Situé entre Une femme est une femme (1961) et le Mépris (1963) Vivre sa vie a été conçu comme les deux autres films en référence à Anna Karina. Vivre sa vie a été tourné dans l'espoir de recoller les morceaux avec elle, alors qu'elle voulait reprendre sa liberté. De ce point de vue l’objectif n’a pas été atteint, Anna Karina au contraire a fait une tentative de suicide et la prochaine étape sera donc le Mépris.
Pour tenter d’arriver à ses fins Godard a eu recours à un personnage qui est à la fois emblématique de « l’aliénation sociale petit-bourgeoise » d'après les marxistes et un classique des romans populaires du XIXème siècle: la prostituée au grand cœur.
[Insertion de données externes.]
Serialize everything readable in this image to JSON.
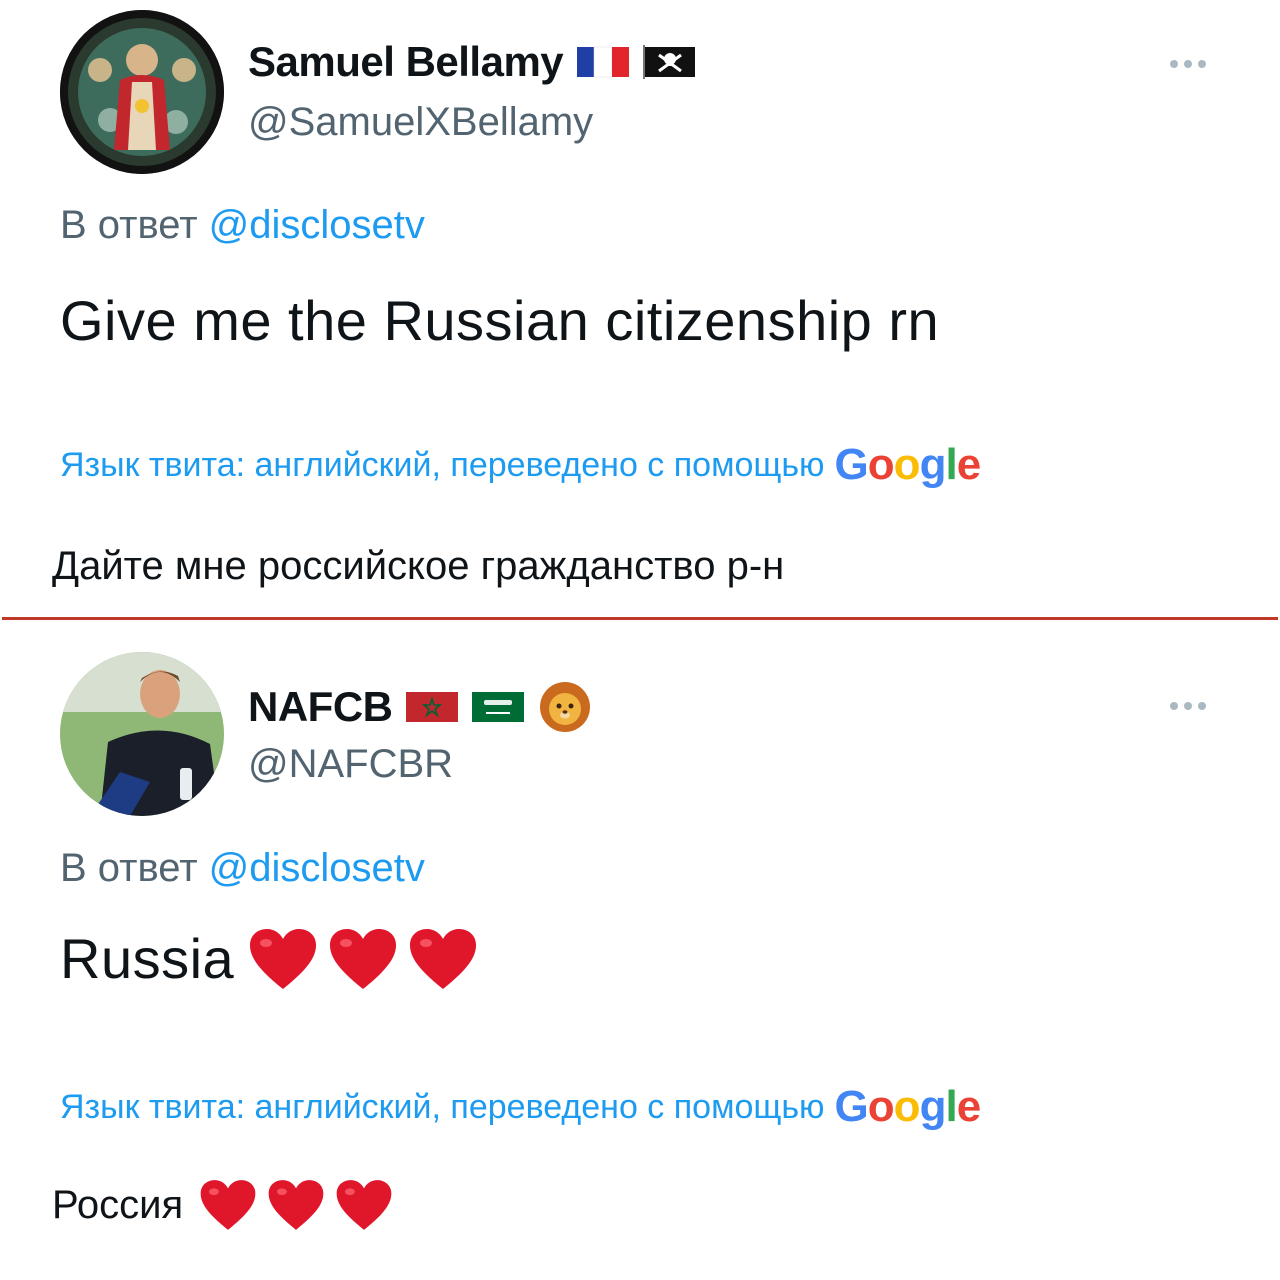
{
  "tweets": [
    {
      "display_name": "Samuel Bellamy",
      "flags": [
        "france-flag",
        "pirate-flag"
      ],
      "handle": "@SamuelXBellamy",
      "reply_prefix": "В ответ",
      "reply_to": "@disclosetv",
      "text": "Give me the Russian citizenship rn",
      "translation_note": "Язык твита: английский, переведено с помощью",
      "translation_provider": "Google",
      "translated_text": "Дайте мне российское гражданство р-н"
    },
    {
      "display_name": "NAFCB",
      "flags": [
        "morocco-flag",
        "saudi-arabia-flag",
        "lion-emoji"
      ],
      "handle": "@NAFCBR",
      "reply_prefix": "В ответ",
      "reply_to": "@disclosetv",
      "text": "Russia",
      "text_emoji": [
        "red-heart",
        "red-heart",
        "red-heart"
      ],
      "translation_note": "Язык твита: английский, переведено с помощью",
      "translation_provider": "Google",
      "translated_text": "Россия",
      "translated_emoji": [
        "red-heart",
        "red-heart",
        "red-heart"
      ]
    }
  ],
  "colors": {
    "link": "#1d9bf0",
    "secondary_text": "#536471",
    "divider": "#c0392b",
    "heart": "#e0162b"
  }
}
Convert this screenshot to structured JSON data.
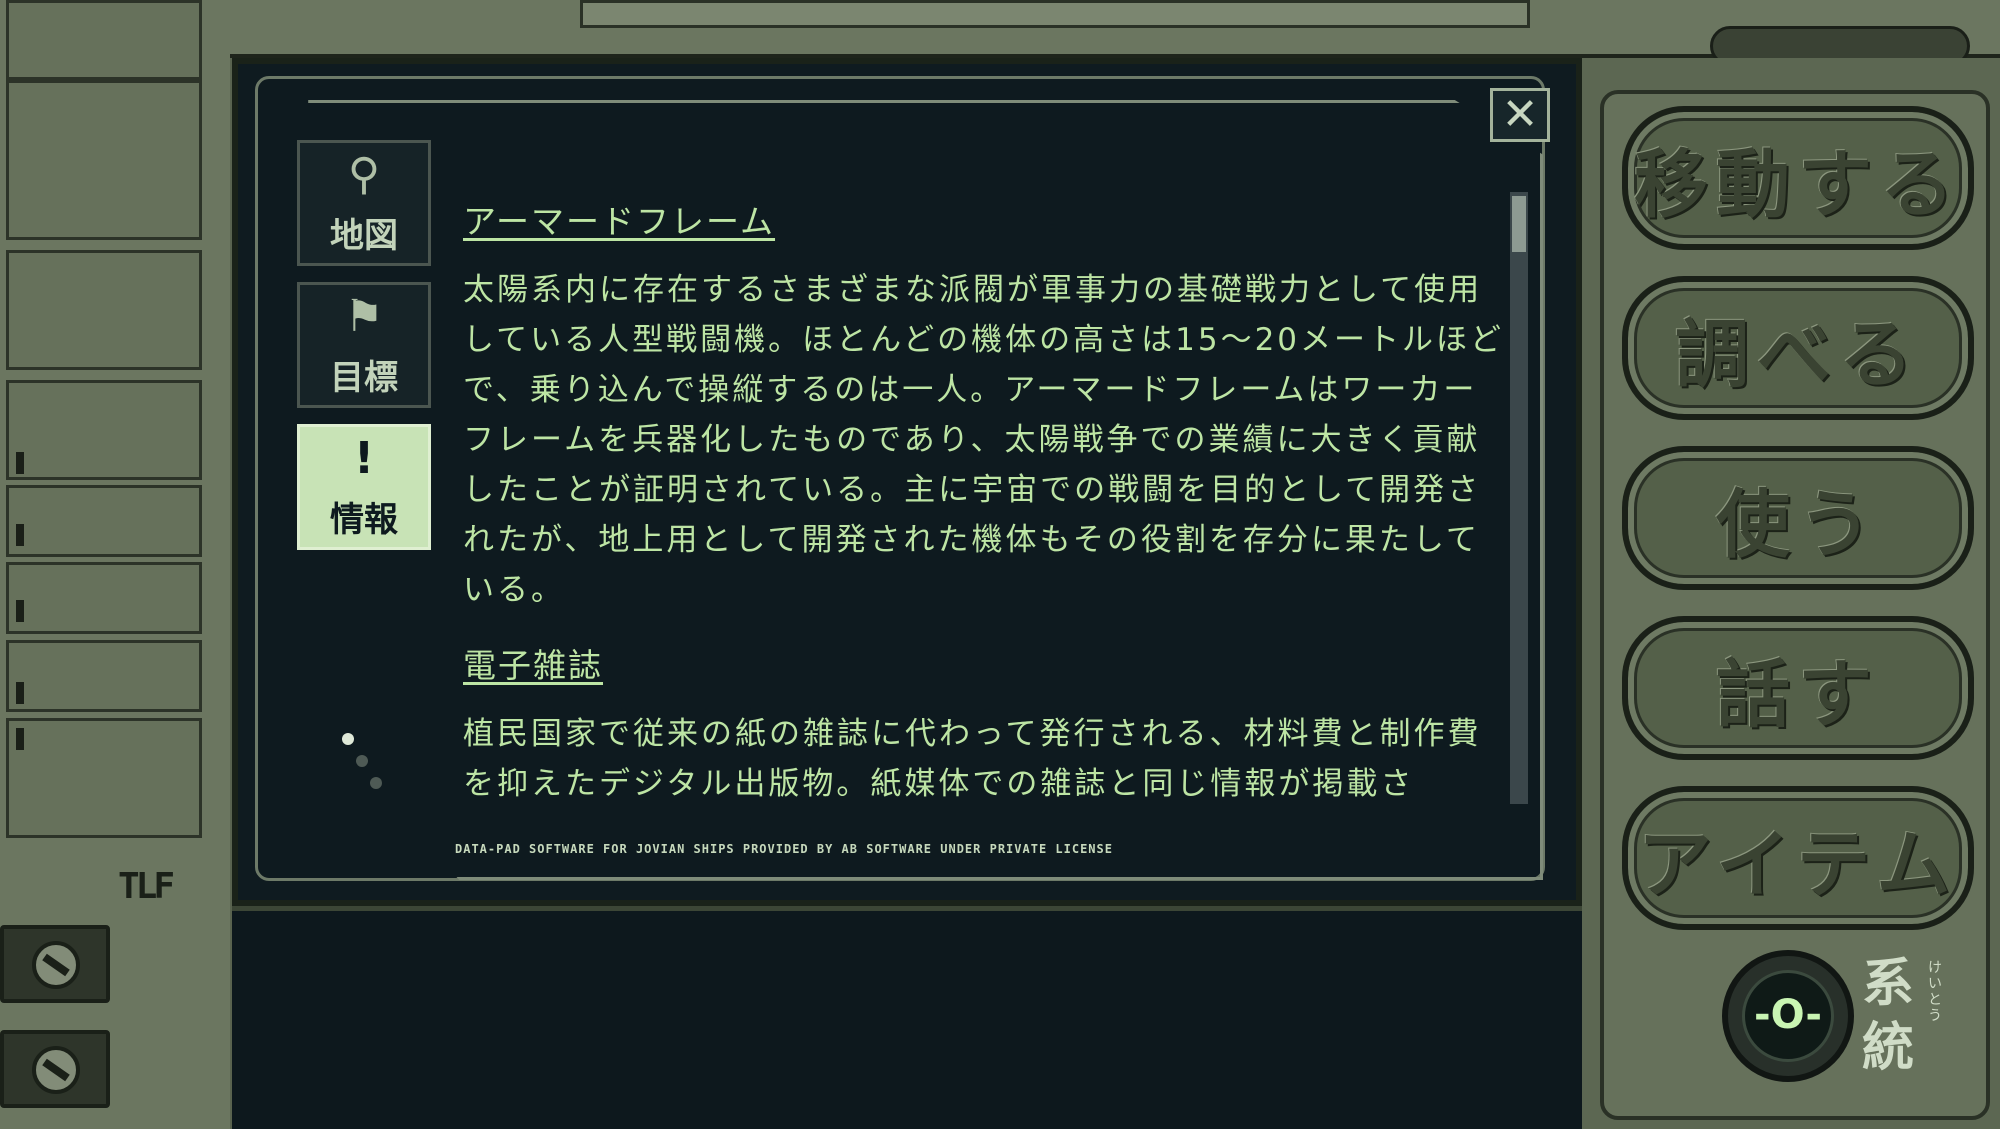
{
  "tabs": [
    {
      "label": "地図",
      "icon": "map-pin-icon",
      "glyph": "⚲",
      "active": false
    },
    {
      "label": "目標",
      "icon": "flag-icon",
      "glyph": "⚑",
      "active": false
    },
    {
      "label": "情報",
      "icon": "info-bubble-icon",
      "glyph": "!",
      "active": true
    }
  ],
  "close": {
    "glyph": "✕"
  },
  "entries": [
    {
      "title": "アーマードフレーム",
      "body": "太陽系内に存在するさまざまな派閥が軍事力の基礎戦力として使用している人型戦闘機。ほとんどの機体の高さは15～20メートルほどで、乗り込んで操縦するのは一人。アーマードフレームはワーカーフレームを兵器化したものであり、太陽戦争での業績に大きく貢献したことが証明されている。主に宇宙での戦闘を目的として開発されたが、地上用として開発された機体もその役割を存分に果たしている。"
    },
    {
      "title": "電子雑誌",
      "body": "植民国家で従来の紙の雑誌に代わって発行される、材料費と制作費を抑えたデジタル出版物。紙媒体での雑誌と同じ情報が掲載さ"
    }
  ],
  "footer": "DATA-PAD SOFTWARE FOR JOVIAN SHIPS PROVIDED BY AB SOFTWARE UNDER PRIVATE LICENSE",
  "commands": [
    "移動する",
    "調べる",
    "使う",
    "話す",
    "アイテム"
  ],
  "system": {
    "label_top": "系",
    "label_bottom": "統",
    "ruby": "けいとう",
    "knob_glyph": "-O-"
  },
  "logo": "TLF",
  "colors": {
    "text": "#bde5a4",
    "screen": "#0e1a1f",
    "active_tab": "#c8e3b6",
    "hull": "#66715b"
  }
}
Il n’y a pour autant rien de sordide ni aucun jugement moral pesant sur cette jeune femme qui tente de vivre sa vie. Le film est simplement un prétexte pour donner à Anna K. un rôle valorisant et pour cela Jean-Luc la filme sous tous les angles, ce qui, il faut le reconnaître, n’est pas désagréable. Mais il ne va pas au bout de ses idées, on ne la voit jamais à poil et ce film sera donc placé sous le signe de la frustration, d'autant qu'il n’y a pas de suspense côté scénario, le spectateur, connaissant à l’avance le triste destin des filles de joie dans le cinéma ou les romans d’avant-guerre prévoit donc la fin du film.
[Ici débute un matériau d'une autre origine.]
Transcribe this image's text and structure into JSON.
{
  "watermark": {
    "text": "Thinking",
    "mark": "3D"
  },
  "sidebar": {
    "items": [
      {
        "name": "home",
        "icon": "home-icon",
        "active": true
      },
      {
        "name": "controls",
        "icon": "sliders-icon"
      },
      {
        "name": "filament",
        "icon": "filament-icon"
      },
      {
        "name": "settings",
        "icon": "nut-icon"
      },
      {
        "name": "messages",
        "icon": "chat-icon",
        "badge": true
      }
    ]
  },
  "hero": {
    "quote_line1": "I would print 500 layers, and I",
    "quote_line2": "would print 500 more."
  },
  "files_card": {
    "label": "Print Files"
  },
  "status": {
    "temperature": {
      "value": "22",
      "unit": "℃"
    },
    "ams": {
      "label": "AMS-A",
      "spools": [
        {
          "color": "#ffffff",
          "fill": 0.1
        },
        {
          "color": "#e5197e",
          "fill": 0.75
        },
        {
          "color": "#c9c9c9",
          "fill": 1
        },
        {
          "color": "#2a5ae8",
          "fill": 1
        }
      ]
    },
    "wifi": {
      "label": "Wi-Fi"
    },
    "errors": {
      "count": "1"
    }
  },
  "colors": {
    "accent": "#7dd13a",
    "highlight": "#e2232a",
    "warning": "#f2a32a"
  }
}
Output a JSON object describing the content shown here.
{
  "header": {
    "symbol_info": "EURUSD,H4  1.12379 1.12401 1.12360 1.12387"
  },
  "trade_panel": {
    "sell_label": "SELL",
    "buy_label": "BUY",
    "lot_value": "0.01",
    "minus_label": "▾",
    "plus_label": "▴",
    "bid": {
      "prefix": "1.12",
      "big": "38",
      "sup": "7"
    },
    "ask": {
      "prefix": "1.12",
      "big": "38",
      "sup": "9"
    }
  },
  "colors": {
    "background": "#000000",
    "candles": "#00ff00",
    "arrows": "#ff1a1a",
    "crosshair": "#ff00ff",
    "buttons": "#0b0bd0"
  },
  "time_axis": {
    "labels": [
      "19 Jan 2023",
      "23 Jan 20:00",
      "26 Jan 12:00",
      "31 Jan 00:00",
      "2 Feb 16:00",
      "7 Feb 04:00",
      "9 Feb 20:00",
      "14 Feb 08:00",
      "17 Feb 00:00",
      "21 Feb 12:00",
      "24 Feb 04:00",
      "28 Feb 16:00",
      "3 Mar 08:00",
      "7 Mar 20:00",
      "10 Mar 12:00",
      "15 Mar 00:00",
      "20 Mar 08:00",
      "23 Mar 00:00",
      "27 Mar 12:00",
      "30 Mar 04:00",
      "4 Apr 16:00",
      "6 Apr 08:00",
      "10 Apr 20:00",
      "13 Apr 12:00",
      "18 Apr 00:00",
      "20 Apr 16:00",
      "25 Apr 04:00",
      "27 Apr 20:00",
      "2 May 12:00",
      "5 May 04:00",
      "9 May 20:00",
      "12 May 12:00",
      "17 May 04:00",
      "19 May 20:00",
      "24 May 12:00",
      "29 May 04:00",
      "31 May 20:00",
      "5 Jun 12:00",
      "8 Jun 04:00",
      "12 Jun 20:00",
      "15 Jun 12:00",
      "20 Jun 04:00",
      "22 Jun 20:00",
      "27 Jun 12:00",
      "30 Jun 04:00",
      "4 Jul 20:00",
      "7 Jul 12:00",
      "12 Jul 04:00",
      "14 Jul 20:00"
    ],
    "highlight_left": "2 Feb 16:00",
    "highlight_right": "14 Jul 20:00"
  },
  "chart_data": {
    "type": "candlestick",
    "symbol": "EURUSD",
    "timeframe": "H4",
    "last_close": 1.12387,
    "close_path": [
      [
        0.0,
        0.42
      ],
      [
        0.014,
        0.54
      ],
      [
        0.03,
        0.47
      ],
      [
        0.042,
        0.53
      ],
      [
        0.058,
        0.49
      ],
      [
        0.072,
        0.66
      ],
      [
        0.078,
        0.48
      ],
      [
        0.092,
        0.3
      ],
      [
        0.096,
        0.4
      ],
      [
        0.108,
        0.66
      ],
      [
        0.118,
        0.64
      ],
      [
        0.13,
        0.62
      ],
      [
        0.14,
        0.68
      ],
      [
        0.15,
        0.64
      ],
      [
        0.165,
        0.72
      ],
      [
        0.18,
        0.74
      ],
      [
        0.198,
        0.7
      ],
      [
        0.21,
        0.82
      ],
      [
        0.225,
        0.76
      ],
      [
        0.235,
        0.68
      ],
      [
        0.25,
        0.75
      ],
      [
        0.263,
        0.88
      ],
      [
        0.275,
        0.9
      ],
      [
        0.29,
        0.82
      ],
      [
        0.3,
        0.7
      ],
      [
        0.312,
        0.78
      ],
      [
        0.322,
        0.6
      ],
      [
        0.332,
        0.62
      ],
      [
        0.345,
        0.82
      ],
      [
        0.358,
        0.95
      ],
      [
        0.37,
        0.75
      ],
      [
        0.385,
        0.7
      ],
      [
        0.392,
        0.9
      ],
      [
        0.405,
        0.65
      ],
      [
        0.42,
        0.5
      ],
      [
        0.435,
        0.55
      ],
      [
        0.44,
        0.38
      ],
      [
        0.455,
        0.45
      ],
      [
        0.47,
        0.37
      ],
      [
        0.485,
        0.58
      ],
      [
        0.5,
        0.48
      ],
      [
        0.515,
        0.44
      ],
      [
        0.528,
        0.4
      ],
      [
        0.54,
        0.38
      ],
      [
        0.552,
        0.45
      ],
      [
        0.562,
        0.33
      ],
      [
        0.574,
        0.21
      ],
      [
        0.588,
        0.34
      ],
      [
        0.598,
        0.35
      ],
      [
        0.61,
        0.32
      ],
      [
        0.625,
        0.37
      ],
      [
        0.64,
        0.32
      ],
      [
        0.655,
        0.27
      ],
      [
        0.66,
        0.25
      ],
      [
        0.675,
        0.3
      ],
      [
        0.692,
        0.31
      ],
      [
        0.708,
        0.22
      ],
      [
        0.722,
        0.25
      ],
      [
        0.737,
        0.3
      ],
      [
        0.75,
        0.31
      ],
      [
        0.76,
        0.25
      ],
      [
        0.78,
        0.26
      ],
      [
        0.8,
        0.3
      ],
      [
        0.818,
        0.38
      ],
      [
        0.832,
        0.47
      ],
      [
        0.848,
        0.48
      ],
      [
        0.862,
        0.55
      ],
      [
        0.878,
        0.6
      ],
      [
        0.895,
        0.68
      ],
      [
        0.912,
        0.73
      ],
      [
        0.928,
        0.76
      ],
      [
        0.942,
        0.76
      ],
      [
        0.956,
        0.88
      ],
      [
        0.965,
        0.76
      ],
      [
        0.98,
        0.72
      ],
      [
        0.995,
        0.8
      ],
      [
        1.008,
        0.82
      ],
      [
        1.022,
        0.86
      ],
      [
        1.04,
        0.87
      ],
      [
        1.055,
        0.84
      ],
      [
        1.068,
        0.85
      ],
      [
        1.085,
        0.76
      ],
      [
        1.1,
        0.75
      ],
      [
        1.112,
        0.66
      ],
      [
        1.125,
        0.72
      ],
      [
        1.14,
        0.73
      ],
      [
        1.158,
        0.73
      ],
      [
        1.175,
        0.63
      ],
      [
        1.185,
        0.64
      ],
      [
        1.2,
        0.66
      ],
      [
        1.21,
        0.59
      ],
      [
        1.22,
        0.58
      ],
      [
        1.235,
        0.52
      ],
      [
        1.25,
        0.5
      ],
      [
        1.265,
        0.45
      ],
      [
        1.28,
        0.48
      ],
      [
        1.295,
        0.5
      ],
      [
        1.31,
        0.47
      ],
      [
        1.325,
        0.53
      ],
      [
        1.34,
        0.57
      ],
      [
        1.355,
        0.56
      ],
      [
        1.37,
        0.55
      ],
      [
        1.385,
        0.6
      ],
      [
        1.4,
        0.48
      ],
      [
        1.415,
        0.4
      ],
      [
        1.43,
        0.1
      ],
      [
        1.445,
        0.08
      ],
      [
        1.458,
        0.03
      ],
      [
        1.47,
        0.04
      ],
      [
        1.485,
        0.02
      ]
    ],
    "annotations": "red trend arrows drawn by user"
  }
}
Vivre sa Vie est ainsi un film que Godard a tourné avant tout dans son propre intérêt, mais fait rarissime chez lui en se préoccupant aussi du spectateur. Une scène mérite le détour: un jeune homme met un disque dans un juke- box : il s’agit de Jean Ferrat qui chante Ma Môme et là, miracle, la magie opère pendant quelques secondes, c'est la preuve que les dialogues ou la musique sont nécessaires pour apporter de l'émotion mais hélas JLG ne retiendra pas la leçon.
Mais Godard a surtout plein de bonnes idées de mise en scène qui impressionneront la critique intello: des personnages aux dialogues inaudibles filmés de dos, une insertion de plans de Jeanne d’Arc de Dreyer, l'emploi d'une voix-off aux intonations d'ennui blasé, une conversation dans un bistro avec le philosophe Brice Parain, une construction en 12 "tableaux", et un aphorisme qui a au moins le mérite d'être cohérent avec l'idée que se fait Godard des actrices « Faire du cinéma et faire le tapin, c'est la même chose ». Godard ne se prend pas au sérieux en somme à cette époque mais le problème c'est que JLG se prendra de plus en plus pour un metteur en scène de génie et recyclera ses idées originales dans plusieurs films suivants.
Le film résout également une partie de l'énigme qui faisait débat à l'époque: comment une jolie fille dotée de sensibilité avait-t-elle pu un temps partager la vie d’un type aussi laid et ennuyeux? Vivre sa vie apporte certains éléments de réponse.
En résumé c'est un des rares films de Godard qui soit encore regardable, grâce à deux atouts imparables: un atout charme avec Anna Karina et une durée raisonnable: seulement 1H24.